People mispronounce words all the time, don’t they? And not only when it is according to accent, e.g, American English, British English. The old you say tomat(e)o, I say tomotto. That is not really a mispronunciation. It is a matter style, if you will. High time some folks come to grips with that. Never mind.

Anyhow, I am talking about words whether in English, French or Spanish and so on, that have the same pronunciation – most of them proper nouns, of course.

The ‘s’ in words such as Cannes or even Paris is silent, for example. But who is to know this unless they really know the cities, right, or the language. Wrong, the most savvy of travellers don’t always get it, right. I should know.

So when someone gets it wrong, what then? A) Ignore the faux pas, while feeling embarrassed for their ignorance, B) Correct them promptly, at the risk of being rude, C) Weave the correct pronunciation into conversation, quite politely.

I have been on both ends of all three answers and in the middle, too, watching on during such slip-ups. But in an early experience with this sort of thing years ago, not having been too far outside of Georgia, I mispronounced, okay I botched the word Bethesda, as in Maryland, only in the company of one friend, and her blunt correction left me marred until this day. Her voice, the weight of a strict teacher’s is still in my head. Needless to say, B is the wrong answer.

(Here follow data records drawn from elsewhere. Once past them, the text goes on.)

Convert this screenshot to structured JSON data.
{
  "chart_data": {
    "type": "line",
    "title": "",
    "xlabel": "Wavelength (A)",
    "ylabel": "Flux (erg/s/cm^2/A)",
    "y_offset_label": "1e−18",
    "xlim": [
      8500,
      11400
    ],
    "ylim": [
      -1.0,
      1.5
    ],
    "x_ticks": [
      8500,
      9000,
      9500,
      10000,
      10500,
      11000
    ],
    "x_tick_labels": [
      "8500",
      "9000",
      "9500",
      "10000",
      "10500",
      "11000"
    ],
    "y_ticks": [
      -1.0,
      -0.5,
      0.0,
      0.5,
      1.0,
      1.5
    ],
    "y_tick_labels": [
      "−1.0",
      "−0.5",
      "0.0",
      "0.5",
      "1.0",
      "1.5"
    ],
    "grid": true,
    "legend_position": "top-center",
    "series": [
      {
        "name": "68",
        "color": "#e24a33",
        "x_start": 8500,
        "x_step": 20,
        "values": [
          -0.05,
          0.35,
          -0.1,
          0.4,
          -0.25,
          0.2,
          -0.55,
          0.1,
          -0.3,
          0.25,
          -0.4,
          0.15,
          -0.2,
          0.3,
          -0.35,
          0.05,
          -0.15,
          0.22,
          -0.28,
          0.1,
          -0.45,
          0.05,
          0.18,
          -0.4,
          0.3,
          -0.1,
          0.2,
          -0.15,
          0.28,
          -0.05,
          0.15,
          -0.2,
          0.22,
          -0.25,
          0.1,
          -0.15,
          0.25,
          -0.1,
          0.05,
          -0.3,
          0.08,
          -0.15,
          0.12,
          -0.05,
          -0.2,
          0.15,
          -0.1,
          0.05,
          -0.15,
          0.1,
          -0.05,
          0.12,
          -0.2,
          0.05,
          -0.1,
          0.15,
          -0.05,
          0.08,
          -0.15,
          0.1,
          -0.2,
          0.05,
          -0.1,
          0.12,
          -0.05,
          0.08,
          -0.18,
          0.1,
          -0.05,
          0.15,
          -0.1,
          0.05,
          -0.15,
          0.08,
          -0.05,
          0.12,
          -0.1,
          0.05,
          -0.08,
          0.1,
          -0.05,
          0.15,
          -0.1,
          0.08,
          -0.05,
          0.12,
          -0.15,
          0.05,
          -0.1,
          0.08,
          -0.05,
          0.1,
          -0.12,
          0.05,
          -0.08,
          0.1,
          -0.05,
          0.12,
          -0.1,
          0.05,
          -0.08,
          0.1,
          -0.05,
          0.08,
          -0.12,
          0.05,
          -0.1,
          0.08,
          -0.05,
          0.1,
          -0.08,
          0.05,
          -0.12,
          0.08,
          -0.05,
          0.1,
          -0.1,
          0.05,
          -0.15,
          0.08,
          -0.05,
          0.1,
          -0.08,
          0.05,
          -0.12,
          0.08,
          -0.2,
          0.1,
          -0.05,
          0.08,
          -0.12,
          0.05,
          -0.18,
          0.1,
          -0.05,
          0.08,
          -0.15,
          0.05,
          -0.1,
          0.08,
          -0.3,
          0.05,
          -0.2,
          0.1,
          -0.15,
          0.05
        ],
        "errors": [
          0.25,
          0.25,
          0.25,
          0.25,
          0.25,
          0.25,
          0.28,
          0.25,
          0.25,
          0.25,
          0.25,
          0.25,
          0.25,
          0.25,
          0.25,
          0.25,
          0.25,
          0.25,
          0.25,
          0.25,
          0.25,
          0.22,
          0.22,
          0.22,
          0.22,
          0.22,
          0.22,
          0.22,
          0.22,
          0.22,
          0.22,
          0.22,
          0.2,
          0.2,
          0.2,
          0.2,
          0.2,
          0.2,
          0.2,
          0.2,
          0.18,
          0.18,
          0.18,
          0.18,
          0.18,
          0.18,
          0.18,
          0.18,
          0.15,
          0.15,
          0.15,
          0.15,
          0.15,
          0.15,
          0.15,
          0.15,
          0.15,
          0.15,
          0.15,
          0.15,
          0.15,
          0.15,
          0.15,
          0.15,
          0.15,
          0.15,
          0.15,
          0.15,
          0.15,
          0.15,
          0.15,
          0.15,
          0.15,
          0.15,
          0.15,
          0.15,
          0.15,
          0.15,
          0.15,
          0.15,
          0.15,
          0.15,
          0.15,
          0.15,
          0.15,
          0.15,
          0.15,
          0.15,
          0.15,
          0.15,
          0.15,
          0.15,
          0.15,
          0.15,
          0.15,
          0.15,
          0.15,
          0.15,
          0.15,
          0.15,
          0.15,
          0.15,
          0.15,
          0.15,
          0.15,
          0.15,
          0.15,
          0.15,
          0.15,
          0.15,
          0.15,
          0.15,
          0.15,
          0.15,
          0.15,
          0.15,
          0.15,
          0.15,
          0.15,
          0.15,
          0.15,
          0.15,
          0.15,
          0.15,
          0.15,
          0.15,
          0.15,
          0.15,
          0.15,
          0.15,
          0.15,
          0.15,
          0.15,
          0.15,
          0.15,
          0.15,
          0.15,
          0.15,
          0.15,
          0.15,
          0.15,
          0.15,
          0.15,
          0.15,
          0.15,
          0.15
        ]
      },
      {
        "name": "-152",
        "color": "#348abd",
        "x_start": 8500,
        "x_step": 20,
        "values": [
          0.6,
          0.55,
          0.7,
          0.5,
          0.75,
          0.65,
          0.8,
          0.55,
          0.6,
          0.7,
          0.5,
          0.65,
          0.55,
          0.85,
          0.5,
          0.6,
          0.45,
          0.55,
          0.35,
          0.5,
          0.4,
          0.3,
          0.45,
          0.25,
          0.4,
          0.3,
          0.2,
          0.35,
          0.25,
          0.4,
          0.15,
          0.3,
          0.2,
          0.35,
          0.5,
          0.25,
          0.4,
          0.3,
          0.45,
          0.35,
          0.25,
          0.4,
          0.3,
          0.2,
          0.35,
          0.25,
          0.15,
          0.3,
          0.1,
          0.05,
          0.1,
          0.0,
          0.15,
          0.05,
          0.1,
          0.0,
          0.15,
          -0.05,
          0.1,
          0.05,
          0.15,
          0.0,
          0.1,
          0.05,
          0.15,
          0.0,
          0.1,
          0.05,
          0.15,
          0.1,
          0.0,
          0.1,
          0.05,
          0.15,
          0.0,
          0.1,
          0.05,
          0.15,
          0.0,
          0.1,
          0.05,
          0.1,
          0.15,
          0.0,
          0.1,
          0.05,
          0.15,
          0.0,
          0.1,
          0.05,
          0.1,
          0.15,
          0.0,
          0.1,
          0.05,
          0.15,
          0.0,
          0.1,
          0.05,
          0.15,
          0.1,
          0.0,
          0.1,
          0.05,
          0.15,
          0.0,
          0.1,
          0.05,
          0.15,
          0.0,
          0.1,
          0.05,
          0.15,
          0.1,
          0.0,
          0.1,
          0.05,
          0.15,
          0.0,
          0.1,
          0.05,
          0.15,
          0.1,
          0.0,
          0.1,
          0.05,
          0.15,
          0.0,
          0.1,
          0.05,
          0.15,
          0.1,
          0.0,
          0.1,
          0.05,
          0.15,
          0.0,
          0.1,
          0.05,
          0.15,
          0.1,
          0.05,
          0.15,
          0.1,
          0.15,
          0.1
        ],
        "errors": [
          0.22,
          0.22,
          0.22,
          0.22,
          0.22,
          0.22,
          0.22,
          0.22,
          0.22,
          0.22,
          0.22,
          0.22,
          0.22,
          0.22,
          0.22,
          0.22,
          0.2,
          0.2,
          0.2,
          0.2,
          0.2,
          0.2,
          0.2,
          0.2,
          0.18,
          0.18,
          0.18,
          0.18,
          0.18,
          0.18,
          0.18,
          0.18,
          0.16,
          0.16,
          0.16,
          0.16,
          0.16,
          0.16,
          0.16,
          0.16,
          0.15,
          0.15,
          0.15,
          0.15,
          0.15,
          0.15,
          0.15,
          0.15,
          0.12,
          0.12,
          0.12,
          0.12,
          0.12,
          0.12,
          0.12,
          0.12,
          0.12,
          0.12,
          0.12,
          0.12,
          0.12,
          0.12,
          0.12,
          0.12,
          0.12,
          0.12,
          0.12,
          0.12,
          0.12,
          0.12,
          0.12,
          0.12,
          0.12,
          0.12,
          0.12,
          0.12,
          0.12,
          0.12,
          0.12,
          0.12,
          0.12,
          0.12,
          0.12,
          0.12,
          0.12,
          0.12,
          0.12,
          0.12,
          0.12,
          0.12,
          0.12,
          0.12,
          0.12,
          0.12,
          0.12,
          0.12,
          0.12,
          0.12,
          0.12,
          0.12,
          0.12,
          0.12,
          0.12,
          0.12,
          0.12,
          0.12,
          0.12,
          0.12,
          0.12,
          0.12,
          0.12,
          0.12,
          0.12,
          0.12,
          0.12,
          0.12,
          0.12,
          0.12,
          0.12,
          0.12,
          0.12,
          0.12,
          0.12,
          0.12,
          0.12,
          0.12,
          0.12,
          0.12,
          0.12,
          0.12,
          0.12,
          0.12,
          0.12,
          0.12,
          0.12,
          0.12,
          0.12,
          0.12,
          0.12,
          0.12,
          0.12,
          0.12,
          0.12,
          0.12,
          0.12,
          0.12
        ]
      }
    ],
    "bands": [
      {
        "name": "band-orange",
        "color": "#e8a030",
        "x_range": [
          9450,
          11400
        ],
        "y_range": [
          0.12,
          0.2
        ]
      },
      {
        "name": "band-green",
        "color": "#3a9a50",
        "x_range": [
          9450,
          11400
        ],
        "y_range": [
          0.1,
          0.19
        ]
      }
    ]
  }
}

Then what about A? Wouldn’t it be best not to say anything? Your friend or associate will stumble upon the truth, sooner or later. Not necessarily. A few years ago, still a green expat, if you will, I pronounced Newcastle, as in England, New Castle, as in New York, time and again, until one bold person resorted to B, in a rather hit me over the head sort of a way. Shocked that A, no one had told me politely after all that time and miffed that B, when they did, they were rude, I refrained from pronouncing strange words, so I thought until recently.

In a casual conversation, I chatted easily about something I thought I knew about. After we had changed the subject, my associate so very cleverly and graciously weaved back to it, asking a question about the town/city I spoke of, pronouncing it correctly. So what do you think of Mar-baya, she said as in Marbella, Spain?

The rule here is that the two ll’s in some Spanish words such as Marbella, sound a bit like a ‘y’. Ok, how is an English speaking person to know that unless they have studied Spanish? Actually, though true, it is irrelevant to the point, which is well summed up in an apropos James Joyce quote.

“Mistakes are the portals of discovery.”

As for me, best get on with discovering, with a view that some tactful person will help me see (C) my way through it.